It all ended last night…
6 April 2005The last few weeks I’ve been feeling kinda low.
Aggravated, irritated, grumpy, unmotivated and uninspired. Not quite postnatal depression. I’m probably too proud, too pragmatic and possibly too eternally optimistic to be depressed during times of happiness.
I’ve just been intensely frustrated about :
1) my “new-mother brainlessness”
2) my inability to THINK and coherently express ideas
that are not directly related to babies or toddlers
3) the lack of time to myself, and
4) just the general imbalance of my life.
Man, I was so grumpy. It was really eating into me.
But that’s old news now.
Yesterday at 4pm, I had an epiphany.
I decided that “feeling down” was really boring, and that it was probably time to do something about it.
I turned to my husband and said, “Lets cancel tonight’s visitors. I want to eat burgers and chips at Retro Betty’s and drink expensive coffee at Cafe 130. YES, with the kids.”
So off we went.
Callum was so well behaved.
Sean gurgled on my lap.
Andrew and I chatted and flicked through trashy magazines.

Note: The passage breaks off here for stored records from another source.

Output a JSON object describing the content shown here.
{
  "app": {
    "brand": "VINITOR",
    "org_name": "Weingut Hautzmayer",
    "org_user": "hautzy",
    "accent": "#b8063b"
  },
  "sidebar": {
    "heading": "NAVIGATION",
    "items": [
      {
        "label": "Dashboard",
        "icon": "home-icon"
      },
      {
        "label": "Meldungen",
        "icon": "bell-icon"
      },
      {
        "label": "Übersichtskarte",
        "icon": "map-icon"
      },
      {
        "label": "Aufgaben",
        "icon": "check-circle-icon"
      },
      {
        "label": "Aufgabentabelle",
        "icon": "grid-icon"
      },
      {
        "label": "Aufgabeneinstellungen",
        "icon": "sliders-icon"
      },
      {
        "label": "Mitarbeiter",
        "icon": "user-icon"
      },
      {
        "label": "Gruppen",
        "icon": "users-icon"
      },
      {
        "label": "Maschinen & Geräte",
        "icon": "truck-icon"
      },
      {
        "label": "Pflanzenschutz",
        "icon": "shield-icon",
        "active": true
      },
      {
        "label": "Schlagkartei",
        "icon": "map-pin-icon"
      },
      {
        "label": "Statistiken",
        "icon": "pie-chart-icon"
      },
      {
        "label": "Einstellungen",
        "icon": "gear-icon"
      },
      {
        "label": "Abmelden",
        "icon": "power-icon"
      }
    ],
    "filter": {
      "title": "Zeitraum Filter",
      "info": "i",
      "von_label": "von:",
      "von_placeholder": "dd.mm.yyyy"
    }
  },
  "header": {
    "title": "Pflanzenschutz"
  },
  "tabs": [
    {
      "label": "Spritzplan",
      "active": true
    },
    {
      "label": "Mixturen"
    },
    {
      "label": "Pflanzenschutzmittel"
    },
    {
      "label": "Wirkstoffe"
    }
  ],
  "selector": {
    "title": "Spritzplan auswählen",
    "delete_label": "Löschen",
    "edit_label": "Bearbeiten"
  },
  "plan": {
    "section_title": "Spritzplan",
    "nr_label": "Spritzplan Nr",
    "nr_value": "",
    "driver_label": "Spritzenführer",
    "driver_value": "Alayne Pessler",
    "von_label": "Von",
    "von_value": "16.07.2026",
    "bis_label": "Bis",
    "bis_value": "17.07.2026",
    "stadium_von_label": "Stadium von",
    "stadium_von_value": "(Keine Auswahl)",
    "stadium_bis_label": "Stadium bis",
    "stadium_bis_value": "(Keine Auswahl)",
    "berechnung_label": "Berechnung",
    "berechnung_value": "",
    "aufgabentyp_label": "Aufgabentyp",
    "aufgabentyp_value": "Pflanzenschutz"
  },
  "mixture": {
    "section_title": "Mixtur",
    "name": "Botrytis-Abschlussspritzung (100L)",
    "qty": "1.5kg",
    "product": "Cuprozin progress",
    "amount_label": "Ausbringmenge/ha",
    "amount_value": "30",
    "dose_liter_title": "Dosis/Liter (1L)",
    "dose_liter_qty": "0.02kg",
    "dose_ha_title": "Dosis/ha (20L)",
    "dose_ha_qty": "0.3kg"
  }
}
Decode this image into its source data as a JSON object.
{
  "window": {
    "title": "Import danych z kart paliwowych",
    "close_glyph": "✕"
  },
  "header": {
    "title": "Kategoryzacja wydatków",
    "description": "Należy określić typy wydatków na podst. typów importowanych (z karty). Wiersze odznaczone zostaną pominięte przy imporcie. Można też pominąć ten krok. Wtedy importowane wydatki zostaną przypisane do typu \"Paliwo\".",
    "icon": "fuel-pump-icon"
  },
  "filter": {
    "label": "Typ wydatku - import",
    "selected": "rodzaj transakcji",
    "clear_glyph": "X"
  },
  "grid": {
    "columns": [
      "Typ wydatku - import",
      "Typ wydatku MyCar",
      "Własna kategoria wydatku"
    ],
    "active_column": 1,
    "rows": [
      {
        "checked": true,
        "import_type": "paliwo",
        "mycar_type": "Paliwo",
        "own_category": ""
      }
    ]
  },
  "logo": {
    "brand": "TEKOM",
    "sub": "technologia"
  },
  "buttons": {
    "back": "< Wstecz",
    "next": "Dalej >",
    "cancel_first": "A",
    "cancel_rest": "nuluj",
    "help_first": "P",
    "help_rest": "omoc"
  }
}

It was such a simple evening. Just hanging out in my favourite places with the special men in my life.
I’m not entirely convinced that it had anything to do with the burgers and chips, or being out about town. But nonetheless, it kinda confirmed to me that yes, I can still be a groovy young chick even though I have TWO kids now. And for the first time since Sean was born, I felt absolutely thrilled about starting a life as a mum of two children.